Самой последней Кэролайн показала им спальню, удивившую Кейт. Она ждала другого. Комната была просторной, но уютной, даже роскошной и, несмотря на некоторую суровость, очень женственной. Как и везде, на окнах, помимо штор, имелись и жалюзи. Полицейские не зашли внутрь — лишь немного постояли у двери, широко открыв которую Кэролайн отступила в сторону и уперлась взглядом в Дэлглиша. В ее глазах Кейт почувствовала вызов и распутство. Инспектор была заинтригована видом Кэролайн. Это как-то объясняло отношение мисс Дюпейн к расследованию. Все также молча Кэролайн закрыла дверь.

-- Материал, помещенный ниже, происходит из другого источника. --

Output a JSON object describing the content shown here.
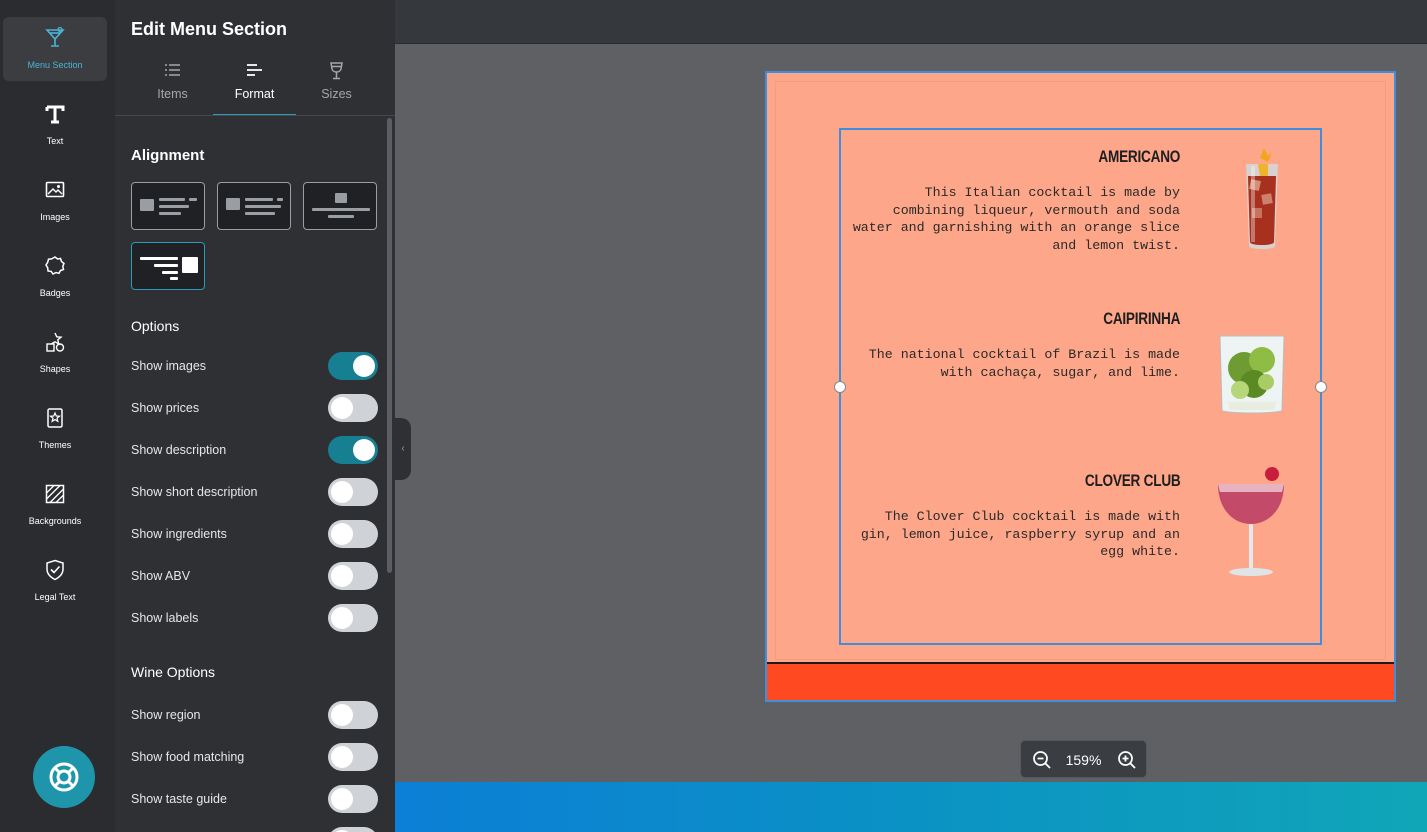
{
  "rail": {
    "items": [
      {
        "label": "Menu Section",
        "icon": "cocktail-glass-icon",
        "active": true
      },
      {
        "label": "Text",
        "icon": "text-t-icon"
      },
      {
        "label": "Images",
        "icon": "image-icon"
      },
      {
        "label": "Badges",
        "icon": "badge-icon"
      },
      {
        "label": "Shapes",
        "icon": "shapes-icon"
      },
      {
        "label": "Themes",
        "icon": "themes-icon"
      },
      {
        "label": "Backgrounds",
        "icon": "backgrounds-hatch-icon"
      },
      {
        "label": "Legal Text",
        "icon": "shield-check-icon"
      }
    ],
    "help_icon": "lifebuoy-icon"
  },
  "panel": {
    "title": "Edit Menu Section",
    "tabs": [
      {
        "label": "Items",
        "icon": "list-icon"
      },
      {
        "label": "Format",
        "icon": "format-align-icon",
        "active": true
      },
      {
        "label": "Sizes",
        "icon": "wine-glass-icon"
      }
    ],
    "alignment_title": "Alignment",
    "options_title": "Options",
    "options": [
      {
        "label": "Show images",
        "on": true
      },
      {
        "label": "Show prices",
        "on": false
      },
      {
        "label": "Show description",
        "on": true
      },
      {
        "label": "Show short description",
        "on": false
      },
      {
        "label": "Show ingredients",
        "on": false
      },
      {
        "label": "Show ABV",
        "on": false
      },
      {
        "label": "Show labels",
        "on": false
      }
    ],
    "wine_options_title": "Wine Options",
    "wine_options": [
      {
        "label": "Show region",
        "on": false
      },
      {
        "label": "Show food matching",
        "on": false
      },
      {
        "label": "Show taste guide",
        "on": false
      }
    ]
  },
  "menu": {
    "items": [
      {
        "name": "AMERICANO",
        "description": "This Italian cocktail is made by combining liqueur, vermouth and soda water and garnishing with an orange slice and lemon twist.",
        "image": "americano-glass"
      },
      {
        "name": "CAIPIRINHA",
        "description": "The national cocktail of Brazil is made with cachaça, sugar, and lime.",
        "image": "caipirinha-glass"
      },
      {
        "name": "CLOVER CLUB",
        "description": "The Clover Club cocktail is made with gin, lemon juice, raspberry syrup and an egg white.",
        "image": "clover-club-glass"
      }
    ],
    "colors": {
      "board": "#fda689",
      "footer": "#ff4a21",
      "selection": "#3d8fde"
    }
  },
  "zoom": {
    "value": "159%"
  }
}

Дэлглиша интересовал возможный доступ в музей. Выкрашенная в белый цвет дверь вела к короткой, покрытой ковром лестнице и узкому коридору. Перед ними возникла дверь из красного дерева, с засовами сверху и снизу; справа на крючке висели ключи. Кэролайн Дюпейн неподвижно стояла и молчала. Достав из кармана резиновые перчатки и надев их, Дэлглиш отодвинул засовы и отпер замок. Ключ повернулся легко, однако дверь была тяжелой; когда она открылась, коммандеру пришлось навалиться всем весом, чтобы не дать ей вернуться обратно.

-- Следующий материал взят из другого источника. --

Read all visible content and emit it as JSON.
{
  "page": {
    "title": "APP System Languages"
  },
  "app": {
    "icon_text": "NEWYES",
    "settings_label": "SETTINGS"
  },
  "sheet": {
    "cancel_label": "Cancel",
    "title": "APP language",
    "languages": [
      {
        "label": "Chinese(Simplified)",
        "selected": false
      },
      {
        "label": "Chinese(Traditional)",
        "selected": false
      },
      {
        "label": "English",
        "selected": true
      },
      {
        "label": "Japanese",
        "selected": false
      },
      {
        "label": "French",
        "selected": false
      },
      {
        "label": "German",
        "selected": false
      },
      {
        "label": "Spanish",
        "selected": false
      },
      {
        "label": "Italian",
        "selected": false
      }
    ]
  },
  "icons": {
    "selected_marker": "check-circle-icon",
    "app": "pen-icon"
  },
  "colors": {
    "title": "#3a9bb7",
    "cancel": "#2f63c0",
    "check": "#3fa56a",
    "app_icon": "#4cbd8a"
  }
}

Они увидели Комнату убийств. На них удивленно смотрели Нобби Кларк и один из офицеров, занимающихся отпечатками пальцев.

— Я хочу, чтобы со стороны музея с этой двери сняли отпечатки пальцев, — сказал Дэлглиш и закрыл ее, вернув на место засовы.

Последние несколько минут Кэролайн молчала, а мисс Годбай не проронила ни слова с самого начала. По возвращении в квартиру Дэлглиш спросил:

— Вы подтверждаете, что ключами от двери на первом этаже располагаете только вы двое?

— Я вам уже говорила, — ответила Кэролайн, — других ключей не существует. Из Комнаты убийств попасть в квартиру нельзя. На двери нет ручки. Конечно, отец сделал так специально.

— Когда вы пришли в квартиру впервые после убийства доктора Дюпейна?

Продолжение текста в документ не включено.